Harold Ancart, Subliminal Standard at Cadman Plaza Park presented by Public Art Fund, 2019. Photo: Nicholas Knight, Courtesy of Public Art Fund, NY
A new at installation from Public Art Fund has just been unveiled at the north end of Cadman Plaza Park in Downtown Brooklyn, is inspired by New York City’s 2,000+ handball courts. Entitled Subliminal Standard, the sixteen-foot-tall, 2,090-square-foot surface sculpture is Belgian artist Harald Ancart’s first-ever public art installation, and officially opens tomorrow. The four painted surfaces reference the patterns and abstractions that emerge when concrete handball courts are repaired and repainted over time, but is meant to be an interactive sculpture. Actual handballs were on hand this morning at the press preview but the artist and curator are hoping for this installation to be used in a myriad of ways – not just for handball, but maybe as a stage, possibly for selfies, or for anything that the public organically comes up with. Local children have already started to play ball there and a neighbor walking by excitedly asked if it was a handball court, saying her husband would want to play.
Ancart, who has been exploring the world of handball for over decade as inspiration for his art, has been not only fascinated with the art forms on the surfaces of these courts in an “unexpected relationship to the history of abstraction,” but also the role the game plays in democratizing the city. Handball was popularized in the 20th century by immigrants and the working class, requiring only a wall and a ball. As Public Art Fund Associate Curator Daniel S. Palmer says, “Harold’s sculpture isn’t limited to the sport of handball but is also about creating a space for social interaction. It is a place for others to be in dialogue as participants actively engage with painting by immersing themselves in it….Harold Ancart paints in a highly physical and meditative manner, almost like an athlete engrossed in his sport.”

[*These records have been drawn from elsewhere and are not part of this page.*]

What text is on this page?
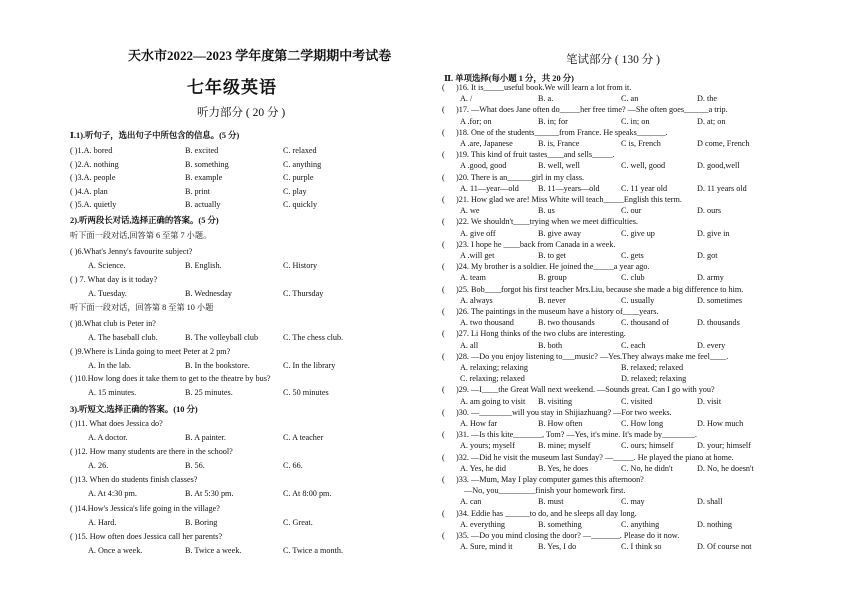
天水市2022—2023 学年度第二学期期中考试卷
七年级英语
听力部分 ( 20 分 )
Ⅰ.1).听句子，选出句子中所包含的信息。(5 分)
( )1.A. bored	B. excited	C. relaxed
( )2.A. nothing	B. something	C. anything
( )3.A. people	B. example	C. purple
( )4.A. plan	B. print	C. play
( )5.A. quietly	B. actually	C. quickly
2).听两段长对话,选择正确的答案。(5 分)
听下面一段对话,回答第 6 至第 7 小题。
( )6.What's Jenny's favourite subject?
A. Science.	B. English.	C. History
( ) 7. What day is it today?
A. Tuesday.	B. Wednesday	C. Thursday
听下面一段对话，回答第 8 至第 10 小题
( )8.What club is Peter in?
A. The baseball club.	B. The volleyball club	C. The chess club.
( )9.Where is Linda going to meet Peter at 2 pm?
A. In the lab.	B. In the bookstore.	C. In the library
( )10.How long does it take them to get to the theatre by bus?
A. 15 minutes.	B. 25 minutes.	C. 50 minutes
3).听短文,选择正确的答案。(10 分)
( )11. What does Jessica do?
A. A doctor.	B. A painter.	C. A teacher
( )12. How many students are there in the school?
A. 26.	B. 56.	C. 66.
( )13. When do students finish classes?
A. At 4:30 pm.	B. At 5:30 pm.	C. At 8:00 pm.
( )14.How's Jessica's life going in the village?
A. Hard.	B. Boring	C. Great.
( )15. How often does Jessica call her parents?
A. Once a week.	B. Twice a week.	C. Twice a month.
笔试部分 ( 130 分 )
Ⅱ. 单项选择(每小题 1 分，共 20 分)
( )16. It is_____useful book.We will learn a lot from it.
A. /	B. a.	C. an	D. the
( )17. —What does Jane often do_____her free time? —She often goes______a trip.
A .for; on	B. in; for	C. in; on	D. at; on
( )18. One of the students______from France. He speaks_______.
A .are, Japanese	B. is, France	C is, French	D come, French
( )19. This kind of fruit tastes____and sells_____.
A .good, good	B. well, well	C. well, good	D. good,well
( )20. There is an______girl in my class.
A. 11—year—old B. 11—years—old	C. 11 year old	D. 11 years old
( )21. How glad we are! Miss White will teach_____English this term.
A. we	B. us	C. our	D. ours
( )22. We shouldn't____trying when we meet difficulties.
A. give off	B. give away	C. give up	D. give in
( )23. I hope he ____back from Canada in a week.
A .will get	B. to get	C. gets	D. got
( )24. My brother is a soldier. He joined the_____a year ago.
A. team	B. group	C. club	D. army
( )25. Bob____forgot his first teacher Mrs.Liu, because she made a big difference to him.
A. always	B. never	C. usually	D. sometimes
( )26. The paintings in the museum have a history of____years.
A. two thousand	B. two thousands	C. thousand of	D. thousands
( )27. Li Hong thinks of the two clubs are interesting.
A. all	B. both	C. each	D. every
( )28. —Do you enjoy listening to___music? —Yes.They always make me feel____.
A. relaxing; relaxing	B. relaxed; relaxed
C. relaxing; relaxed	D. relaxed; relaxing
( )29. —I____the Great Wall next weekend. —Sounds great. Can I go with you?
A. am going to visit B. visiting	C. visited	D. visit
( )30. —________will you stay in Shijiazhuang? —For two weeks.
A. How far	B. How often	C. How long	D. How much
( )31. —Is this kite_______, Tom? —Yes, it's mine. It's made by________.
A. yours; myself	B. mine; myself	C. ours; himself	D. your; himself
( )32. —Did he visit the museum last Sunday? —_____. He played the piano at home.
A. Yes, he did	B. Yes, he does	C. No, he didn't	D. No, he doesn't
( )33. —Mum, May I play computer games this afternoon?
—No, you_________finish your homework first.
A. can	B. must	C. may	D. shall
( )34. Eddie has ______to do, and he sleeps all day long.
A. everything	B. something	C. anything	D. nothing
( )35. —Do you mind closing the door? —_______. Please do it now.
A. Sure, mind it	B. Yes, I do	C. I think so	D. Of course not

The artist, Harold Ancart, in front of his work
Ancart says he played a version of it as a child growing up in Brussels, on a wall with a tennis ball. For the artwork itself, he says, “It was very very important not to come up with a plan and also not to try to make a painting that is like, “Oh yeah, that is my good painting in your face, you don’t understand it…Basically it is how it appears naturally, the only twist is the color. I came up with something on the floor that is kind of close to the sky and when it’s sunny it becomes super flashy blue and when it’s like [today], it’s kind of gray-ish.” The other colors, he says, were inspired by the natural and built environment around the site.
Analogously, Ancart himself says that painting itself, is not that difficult “because nothing wrong can really happen unless you have a lot of expectations. If you expect certain things to be precisely a certain way, then you may encounter a lot of problems. But if you don’t expect anything, you can never go wrong because things can only be the way they are, which is right.”